Todo cambiaría cuando, en febrero de 1913, Madero fue asesinado y Victoriano Huerta subió al poder. Zapata mostró entonces su apoyo al gobernador de Coahuila, Venustiano Carranza, que había formado el Ejército Constitucionalista para derrocar a Huerta. Al año siguiente, con Carranza en el gobierno, Zapata y Pancho Villa se aliaron contra Carranza en la Convención de Aguascalientes y, aunque los zapatistas consiguieron tomar la capital por un tiempo, la división de ambos caudillos provocó una contraofensiva de las fuerzas de Carranza.

Murió de pie

Sin apenas apoyos, Zapata se retiró a Morelos y acusó a Carranza de haber traicionado la revolución al usarla en beneficio propio, olvidando a los oprimidos, en una 'Carta al Ciudadano Carranza’. El entonces presidente de México seguía viendo en el guerrillero una peligrosa amenaza que debía ser erradicada.

El coronel del Ejército federal Jesús Guajardo, fingiendo haber traicionado a Carranza, convocó a Zapata a una entrevista en la hacienda de Chinameca, en Morelos, para ofrecerle su apoyo.
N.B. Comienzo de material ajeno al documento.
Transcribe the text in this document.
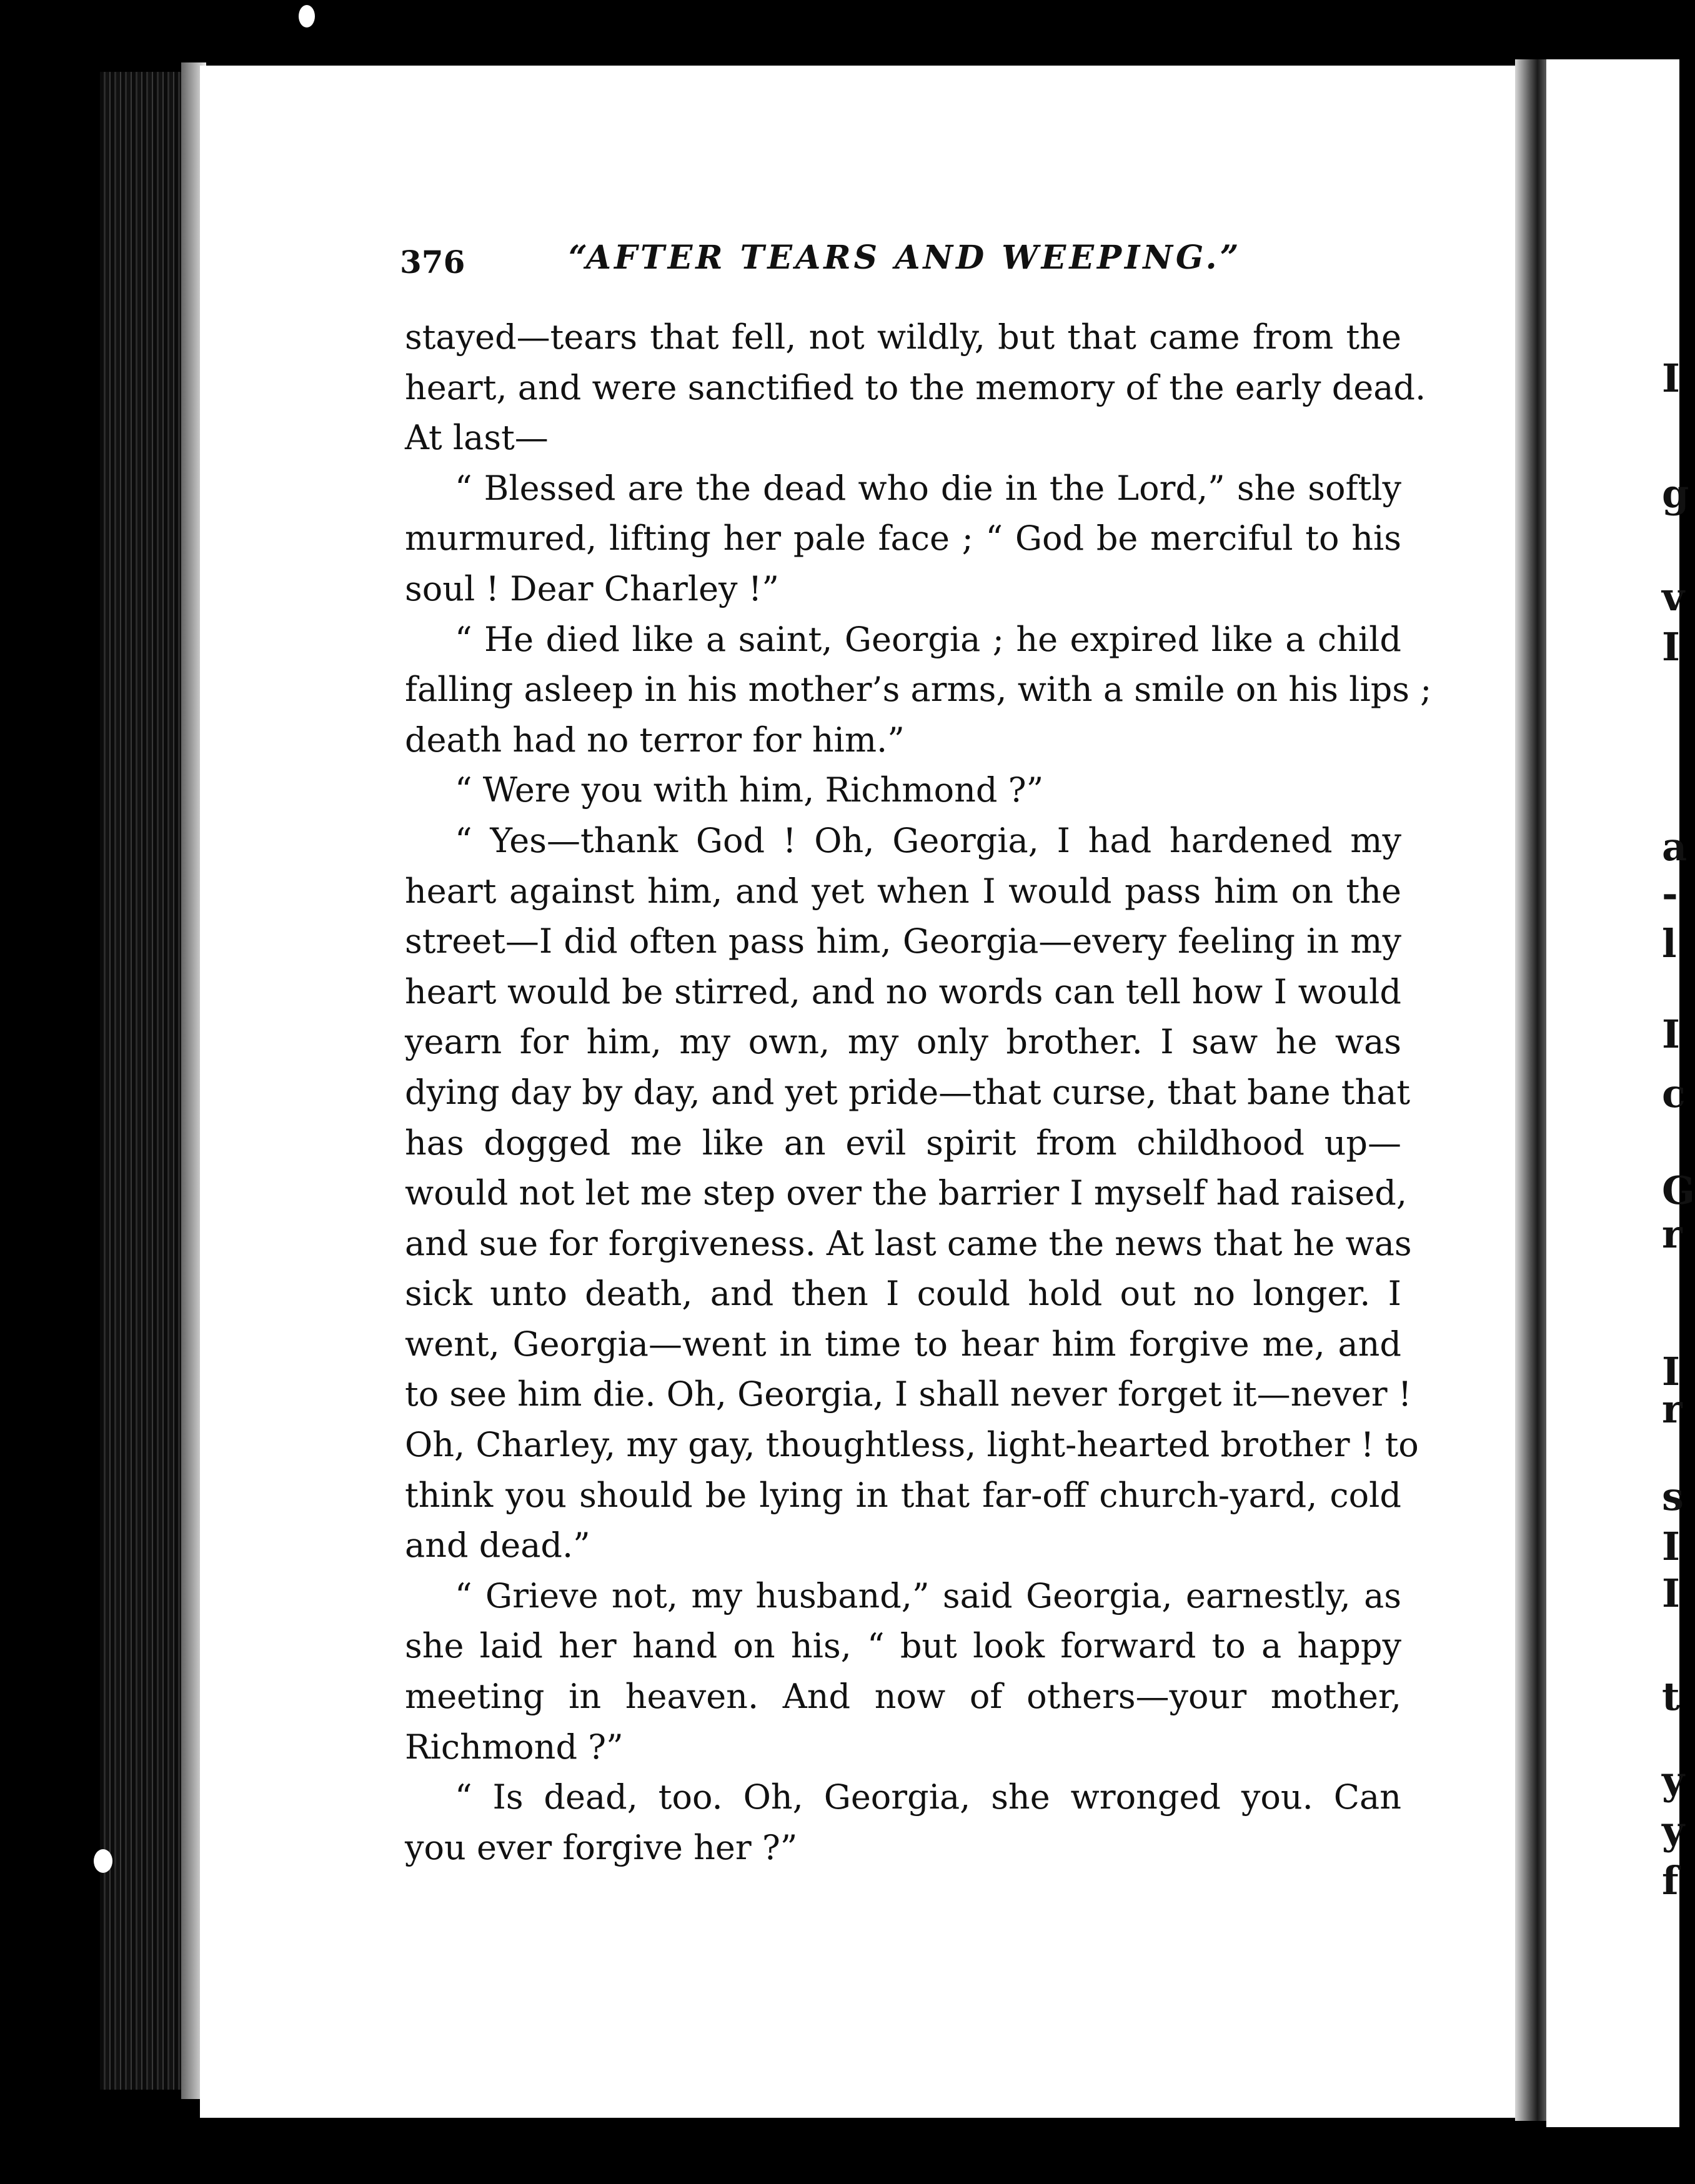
376	“AFTER TEARS AND WEEPING.”
stayed—tears that fell, not wildly, but that came from the
heart, and were sanctified to the memory of the early dead.
At last—
“ Blessed are the dead who die in the Lord,” she softly
murmured, lifting her pale face ; “ God be merciful to his
soul ! Dear Charley !”
“ He died like a saint, Georgia ; he expired like a child
falling asleep in his mother’s arms, with a smile on his lips ;
death had no terror for him.”
“ Were you with him, Richmond ?”
“ Yes—thank God ! Oh, Georgia, I had hardened my
heart against him, and yet when I would pass him on the
street—I did often pass him, Georgia—every feeling in my
heart would be stirred, and no words can tell how I would
yearn for him, my own, my only brother. I saw he was
dying day by day, and yet pride—that curse, that bane that
has dogged me like an evil spirit from childhood up—
would not let me step over the barrier I myself had raised,
and sue for forgiveness. At last came the news that he was
sick unto death, and then I could hold out no longer. I
went, Georgia—went in time to hear him forgive me, and
to see him die. Oh, Georgia, I shall never forget it—never !
Oh, Charley, my gay, thoughtless, light-hearted brother ! to
think you should be lying in that far-off church-yard, cold
and dead.”
“ Grieve not, my husband,” said Georgia, earnestly, as
she laid her hand on his, “ but look forward to a happy
meeting in heaven. And now of others—your mother,
Richmond ?”
“ Is dead, too. Oh, Georgia, she wronged you. Can
you ever forgive her ?”
I
g
v
I
a
-
l
I
c
G
r
I
r
s
I
I
t
y
y
f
Zapata y sus hombres acamparon a las afueras de la hacienda y solo él y su escolta se dirigieron al interior. Al llegar, el clarín que simulaba ser la llamada de honores sirvió para que numerosos soldados ocultos salieran y abrieran fuego contra Zapata y su acompañante. El 10 de abril de 1919, según las palabras del secretario del general revolucionario Salvador Reyes, “el inolvidable Zapata cayó para no levantarse más”. Su muerte le convirtió en un mártir, símbolo eterno de la revolución y protector de los campesinos mexicanos.